Independent enquiries by TRJ revealed that while all corporations pointed to by the source, and named in the documents, were Russian-registered corporations, none of them seemed to have a physical presence, office, postal delivery point, secretarial desk, employees, or any visible activity.

Five of the companies whose addresses were listed in BNM’s records received sums totaling $346,200 from BNM in 2002 and 2003. The companies were recorded as suppliers of unknown products or services. The companies were not found at the addresses mentioned in the records of BNM. Some of these addresses are empty lots of land and others are residential buildings with no record of the corporate presence. The five named companies could not be found on the Internet or in any Russian telephone directory.

Municipal executives at all the listed locations denied that they had ever heard of the five companies.

TRJ provided the names of the suspect companies from the transaction records to BNM, Pearson and Dow Jones executives. They did not reply to repeated requests to provide details on the transactions.
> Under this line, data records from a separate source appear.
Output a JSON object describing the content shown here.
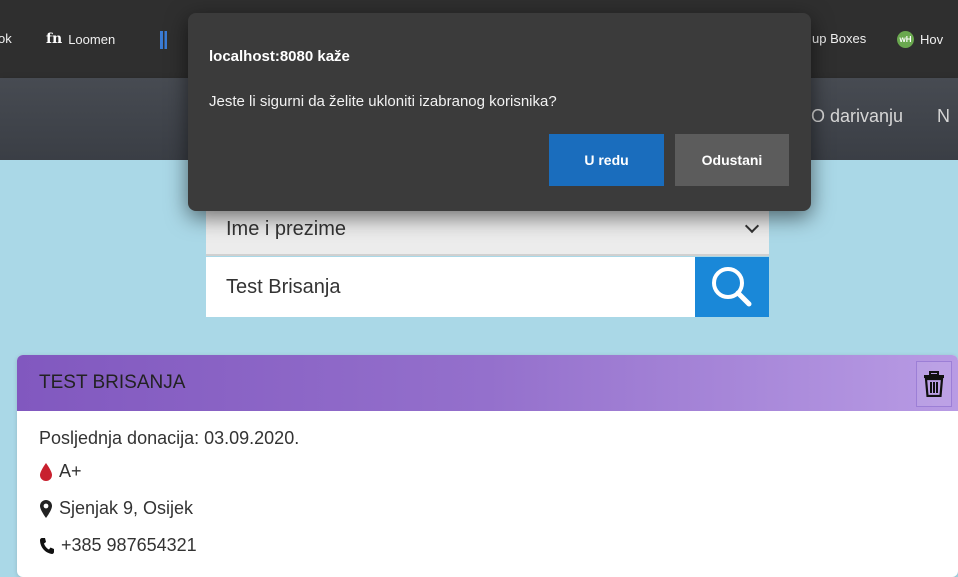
{
  "browser": {
    "bookmarks": [
      {
        "label": "ok",
        "icon": "facebook-favicon"
      },
      {
        "label": "Loomen",
        "icon": "moodle-fm-icon"
      },
      {
        "label": "",
        "icon": "wave-icon"
      },
      {
        "label": "up Boxes",
        "icon": ""
      },
      {
        "label": "Hov",
        "icon": "wh-icon"
      }
    ]
  },
  "navbar": {
    "items": [
      "O darivanju",
      "N"
    ]
  },
  "filter": {
    "selected": "Ime i prezime",
    "search_value": "Test Brisanja"
  },
  "result_card": {
    "name": "TEST BRISANJA",
    "last_donation": "Posljednja donacija: 03.09.2020.",
    "blood_type": "A+",
    "address": "Sjenjak 9, Osijek",
    "phone": "+385 987654321"
  },
  "dialog": {
    "title": "localhost:8080 kaže",
    "message": "Jeste li sigurni da želite ukloniti izabranog korisnika?",
    "ok_label": "U redu",
    "cancel_label": "Odustani"
  },
  "colors": {
    "accent": "#1a6dbd",
    "card_header": "#8158bf",
    "background": "#aad8e7",
    "blood_drop": "#c8202e"
  }
}
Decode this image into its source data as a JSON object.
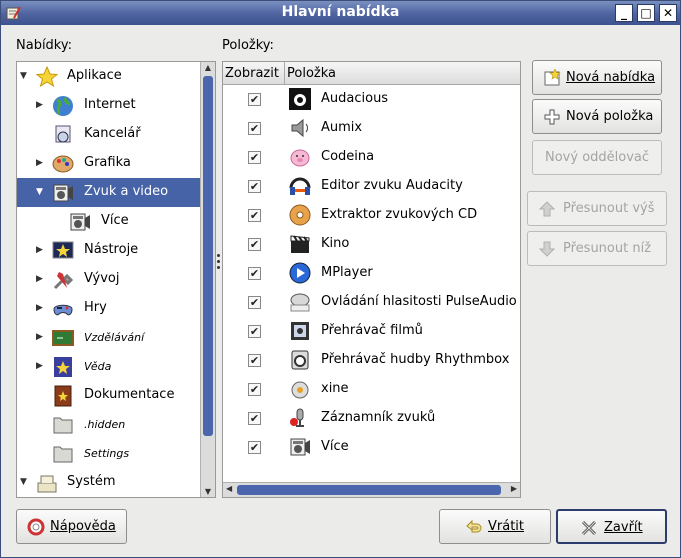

"Some of these operations certainly do raise a red light,” a forensic accountant retained by TRJ has said. “Specifically, one of the criteria in the Central Bank's directive for blacklisting a company or putting it on suspicious transactions includes lack of any information about a client or company in official directories or inability to contact the client or company in the stated addresses or telephones,” the accountant added. "And, legalization of such money is punishable under Clauses 1, 2 and 3 of Article 174 of the Russian Criminal Code which handles money-laundering cases," he added.

BNM claims to be a profitable publishing venture. According to a shareholders’ statement from Jan. 30, 2004, published in Vedomosti, “Vedomosti made a gross profit of $2.8 million in 2003, an increase of about 98 percent. Board of directors of Delovoi Standard Ltd, the parent company of Vedomosti, is proud of the job done by the newspaper’s editors and reporters . . . since it was founded in 1999.”